Additionally, it’s not as though Republicans are clearly owning patriotism these days either, as they struggle with their own fidelity to America’s constitutional values. This gives Democrats an opening to reclaim these issues. In addition to encouraging Americans to learn from their past, there are a number of things the party can actively celebrate that align with both their values and the founders’ vision for the country:
First Amendment protections. It may seem obvious, but protections for speech, worship, journalism, protest, and lobbying one’s government are a core part of what makes America great. Governments all around the world often trample on these rights with impunity, and even other Western democracies don’t always guarantee the same robust speech protections as the United States. Some on the left have lost their way on these issues in recent years, but protecting freedom of speech and protest are especially vital for minority groups to ensure their voices can be heard—something progressives should celebrate.
Immigrant culture. Since the country’s founding, we have been a nation of immigrants. As of 2023, more immigrants lived in the United States than in any other country by a long shot, a sign of America’s enduring allure to people around the world searching for a better life; we also harbor more refugees than any other western democracy. Moreover, several studies have found that America is among the most welcoming countries for immigrants and refugees. Despite our at times troubled past on these matters, we have remained committed to our original promise to be a destination for the “tired…poor…huddled masses, yearning to breathe free.” That is something to be proud of.

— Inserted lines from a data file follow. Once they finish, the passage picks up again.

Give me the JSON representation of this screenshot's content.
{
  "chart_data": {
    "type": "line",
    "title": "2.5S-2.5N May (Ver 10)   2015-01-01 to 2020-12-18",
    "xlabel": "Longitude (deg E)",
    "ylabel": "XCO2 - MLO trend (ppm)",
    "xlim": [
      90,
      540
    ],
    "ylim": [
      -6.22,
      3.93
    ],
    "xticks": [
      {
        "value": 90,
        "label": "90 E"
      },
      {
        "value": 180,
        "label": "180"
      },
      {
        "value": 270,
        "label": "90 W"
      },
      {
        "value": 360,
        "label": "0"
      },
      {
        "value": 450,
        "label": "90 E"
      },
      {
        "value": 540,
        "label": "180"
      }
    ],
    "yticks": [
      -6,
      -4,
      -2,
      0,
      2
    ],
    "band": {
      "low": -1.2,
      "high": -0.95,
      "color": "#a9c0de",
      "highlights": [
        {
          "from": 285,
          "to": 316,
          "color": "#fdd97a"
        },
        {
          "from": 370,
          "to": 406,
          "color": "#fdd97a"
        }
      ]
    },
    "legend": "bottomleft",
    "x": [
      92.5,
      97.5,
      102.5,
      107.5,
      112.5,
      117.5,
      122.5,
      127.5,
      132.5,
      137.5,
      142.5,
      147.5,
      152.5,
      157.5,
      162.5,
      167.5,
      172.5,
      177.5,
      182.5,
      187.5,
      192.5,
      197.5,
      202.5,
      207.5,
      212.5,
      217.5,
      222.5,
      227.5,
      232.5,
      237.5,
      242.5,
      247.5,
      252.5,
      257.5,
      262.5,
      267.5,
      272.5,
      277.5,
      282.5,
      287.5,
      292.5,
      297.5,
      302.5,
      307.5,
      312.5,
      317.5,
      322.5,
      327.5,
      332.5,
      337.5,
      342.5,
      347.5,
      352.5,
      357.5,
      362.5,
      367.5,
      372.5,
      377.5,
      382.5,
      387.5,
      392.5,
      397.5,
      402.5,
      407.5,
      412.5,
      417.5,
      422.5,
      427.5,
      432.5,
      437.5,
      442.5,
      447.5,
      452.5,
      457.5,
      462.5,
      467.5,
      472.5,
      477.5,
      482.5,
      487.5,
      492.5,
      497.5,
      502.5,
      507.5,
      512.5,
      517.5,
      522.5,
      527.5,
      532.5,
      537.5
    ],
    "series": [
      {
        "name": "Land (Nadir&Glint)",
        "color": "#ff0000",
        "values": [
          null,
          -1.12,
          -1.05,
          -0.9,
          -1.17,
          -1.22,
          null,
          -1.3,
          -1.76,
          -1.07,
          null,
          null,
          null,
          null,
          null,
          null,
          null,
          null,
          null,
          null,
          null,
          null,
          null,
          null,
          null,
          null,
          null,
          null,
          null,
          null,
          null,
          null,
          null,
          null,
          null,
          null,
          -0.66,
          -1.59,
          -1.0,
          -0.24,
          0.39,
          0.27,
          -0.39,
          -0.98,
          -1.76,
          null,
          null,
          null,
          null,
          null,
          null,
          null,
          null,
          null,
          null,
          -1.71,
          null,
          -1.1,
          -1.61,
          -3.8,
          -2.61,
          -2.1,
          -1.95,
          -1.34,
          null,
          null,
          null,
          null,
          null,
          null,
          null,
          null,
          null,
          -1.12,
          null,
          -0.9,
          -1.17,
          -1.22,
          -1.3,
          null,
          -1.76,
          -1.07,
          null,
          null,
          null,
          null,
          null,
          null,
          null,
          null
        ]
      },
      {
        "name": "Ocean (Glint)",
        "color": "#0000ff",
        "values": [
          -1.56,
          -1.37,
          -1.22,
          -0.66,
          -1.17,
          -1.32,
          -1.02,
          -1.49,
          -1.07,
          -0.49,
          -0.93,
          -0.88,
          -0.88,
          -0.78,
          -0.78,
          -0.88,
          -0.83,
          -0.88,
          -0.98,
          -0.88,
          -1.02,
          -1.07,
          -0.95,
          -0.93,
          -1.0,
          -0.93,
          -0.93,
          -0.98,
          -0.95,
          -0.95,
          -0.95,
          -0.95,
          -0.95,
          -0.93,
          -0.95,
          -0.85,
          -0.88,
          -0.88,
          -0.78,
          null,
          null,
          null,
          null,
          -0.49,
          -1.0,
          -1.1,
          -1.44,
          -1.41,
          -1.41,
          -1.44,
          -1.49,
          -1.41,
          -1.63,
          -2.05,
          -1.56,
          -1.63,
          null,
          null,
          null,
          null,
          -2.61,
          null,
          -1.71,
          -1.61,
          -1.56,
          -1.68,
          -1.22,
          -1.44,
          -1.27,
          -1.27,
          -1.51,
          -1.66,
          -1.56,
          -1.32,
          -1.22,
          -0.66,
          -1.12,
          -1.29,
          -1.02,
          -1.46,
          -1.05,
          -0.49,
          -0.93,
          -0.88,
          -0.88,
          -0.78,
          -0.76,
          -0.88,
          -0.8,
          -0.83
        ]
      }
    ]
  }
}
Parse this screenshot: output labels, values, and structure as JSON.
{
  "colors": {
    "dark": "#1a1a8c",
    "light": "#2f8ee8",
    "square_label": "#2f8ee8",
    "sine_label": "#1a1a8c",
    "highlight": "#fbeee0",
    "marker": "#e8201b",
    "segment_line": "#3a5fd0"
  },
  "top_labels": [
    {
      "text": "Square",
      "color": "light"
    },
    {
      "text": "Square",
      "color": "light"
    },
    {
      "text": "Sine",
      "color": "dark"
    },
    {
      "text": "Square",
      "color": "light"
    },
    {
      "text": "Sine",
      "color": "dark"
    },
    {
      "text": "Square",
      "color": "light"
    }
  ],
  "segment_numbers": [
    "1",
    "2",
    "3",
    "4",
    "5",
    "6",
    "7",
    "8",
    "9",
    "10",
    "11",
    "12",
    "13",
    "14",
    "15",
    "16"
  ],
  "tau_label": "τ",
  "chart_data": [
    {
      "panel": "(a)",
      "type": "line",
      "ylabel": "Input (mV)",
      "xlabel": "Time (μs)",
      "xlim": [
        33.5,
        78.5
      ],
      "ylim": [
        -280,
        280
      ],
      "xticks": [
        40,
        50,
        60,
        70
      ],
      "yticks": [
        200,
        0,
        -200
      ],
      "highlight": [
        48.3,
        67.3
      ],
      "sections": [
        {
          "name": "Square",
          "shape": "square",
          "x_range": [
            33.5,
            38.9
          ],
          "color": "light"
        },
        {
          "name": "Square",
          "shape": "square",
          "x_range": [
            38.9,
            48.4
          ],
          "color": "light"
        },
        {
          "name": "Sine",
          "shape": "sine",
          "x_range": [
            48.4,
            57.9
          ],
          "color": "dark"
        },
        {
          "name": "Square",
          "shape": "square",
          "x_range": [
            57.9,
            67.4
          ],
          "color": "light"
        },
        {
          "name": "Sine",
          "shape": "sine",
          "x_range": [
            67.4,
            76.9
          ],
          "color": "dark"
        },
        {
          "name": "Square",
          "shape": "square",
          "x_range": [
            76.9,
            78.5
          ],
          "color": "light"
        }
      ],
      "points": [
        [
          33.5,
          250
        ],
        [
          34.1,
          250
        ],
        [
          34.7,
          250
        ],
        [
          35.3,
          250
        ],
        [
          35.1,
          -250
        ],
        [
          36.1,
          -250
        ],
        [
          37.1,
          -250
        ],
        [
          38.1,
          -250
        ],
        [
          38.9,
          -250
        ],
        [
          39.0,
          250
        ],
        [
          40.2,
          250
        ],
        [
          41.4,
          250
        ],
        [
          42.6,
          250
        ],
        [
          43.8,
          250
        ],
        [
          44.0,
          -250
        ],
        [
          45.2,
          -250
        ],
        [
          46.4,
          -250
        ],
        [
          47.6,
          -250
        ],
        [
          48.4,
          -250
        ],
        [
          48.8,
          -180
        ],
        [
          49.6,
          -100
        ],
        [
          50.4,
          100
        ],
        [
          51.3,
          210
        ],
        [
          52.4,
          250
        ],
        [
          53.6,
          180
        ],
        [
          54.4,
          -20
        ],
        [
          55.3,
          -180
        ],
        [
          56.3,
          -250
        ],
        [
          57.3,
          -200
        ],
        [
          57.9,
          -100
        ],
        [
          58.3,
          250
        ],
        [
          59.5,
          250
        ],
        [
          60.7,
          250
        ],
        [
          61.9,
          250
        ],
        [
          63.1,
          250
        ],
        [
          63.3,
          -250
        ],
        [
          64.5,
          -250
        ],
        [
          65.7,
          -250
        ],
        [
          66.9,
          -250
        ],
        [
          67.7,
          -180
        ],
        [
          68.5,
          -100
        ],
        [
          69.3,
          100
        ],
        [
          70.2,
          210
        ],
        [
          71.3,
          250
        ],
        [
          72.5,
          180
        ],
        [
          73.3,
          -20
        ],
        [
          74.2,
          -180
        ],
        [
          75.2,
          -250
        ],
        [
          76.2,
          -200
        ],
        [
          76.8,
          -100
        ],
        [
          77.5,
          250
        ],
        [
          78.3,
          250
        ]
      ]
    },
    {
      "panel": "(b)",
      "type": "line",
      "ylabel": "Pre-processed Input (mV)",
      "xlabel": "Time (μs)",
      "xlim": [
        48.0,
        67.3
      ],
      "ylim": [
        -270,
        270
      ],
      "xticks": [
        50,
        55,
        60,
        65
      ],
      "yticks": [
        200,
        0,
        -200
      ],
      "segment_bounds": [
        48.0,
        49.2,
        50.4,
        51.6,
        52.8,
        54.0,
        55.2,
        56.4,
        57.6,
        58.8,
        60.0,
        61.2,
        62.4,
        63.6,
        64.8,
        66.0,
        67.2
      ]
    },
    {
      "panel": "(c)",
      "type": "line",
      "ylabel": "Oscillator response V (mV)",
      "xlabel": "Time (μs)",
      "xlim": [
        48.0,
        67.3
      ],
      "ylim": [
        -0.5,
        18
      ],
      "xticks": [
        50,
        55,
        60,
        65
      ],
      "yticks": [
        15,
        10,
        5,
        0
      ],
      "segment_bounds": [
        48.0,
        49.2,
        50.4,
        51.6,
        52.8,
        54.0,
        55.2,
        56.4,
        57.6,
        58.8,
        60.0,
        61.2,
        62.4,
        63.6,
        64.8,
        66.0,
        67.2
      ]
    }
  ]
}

Diversity & racial progress. As the country has attracted people from all around the world, it has naturally become more diverse. Rates of interracial marriage have gone up exponentially over the past half-century, as has public approval of such marriages. This, again, is a testament to the American experiment: our young country has strived to become the first large and enduring multiracial democracy ever. Unlike most other societies throughout history and contrary to the claims of some progressives, the U.S. was not founded on the basis of some shared trait like race, ethnicity, language, religion, or geography. Rather, we were founded on an idea, leaving open the door to people of all backgrounds and identities coexisting here. Even though it has sometimes happened in fits and starts, we have regularly overcome racial and ethnic strife and become a more tolerant nation.
Of course, no country is perfect. There is plenty of work to do to make life better for millions of our fellow countrymen and women. But, as former President Bill Clinton famously said, there is nothing wrong with America that cannot be cured by what is right with America. That has proven to be the case time and again.
This July 4, those who possess a fatalist outlook about America would do well to remember that patriotism isn’t a call for blind conformity or refusal to criticize your government. It’s a sincere belief that we should hold our country to the highest of standards, criticizing it when it messes up but also forthrightly celebrating it when it gets things right.
As an American icon, Mark Twain, once put it, “Patriotism is supporting your country all the time, and your government when it deserves it.”
Michael Baharaeen is the director of political research at Blue Compass Strategies. He is a native of Kansas City and writes the Checks and Balances newsletter on Substack.
 This data is from mid-2021 and does not account for the Ukraine refugee crisis that began in 2022, but the only other western democracy whose refugee totals in 2021 came close to America’s was Germany.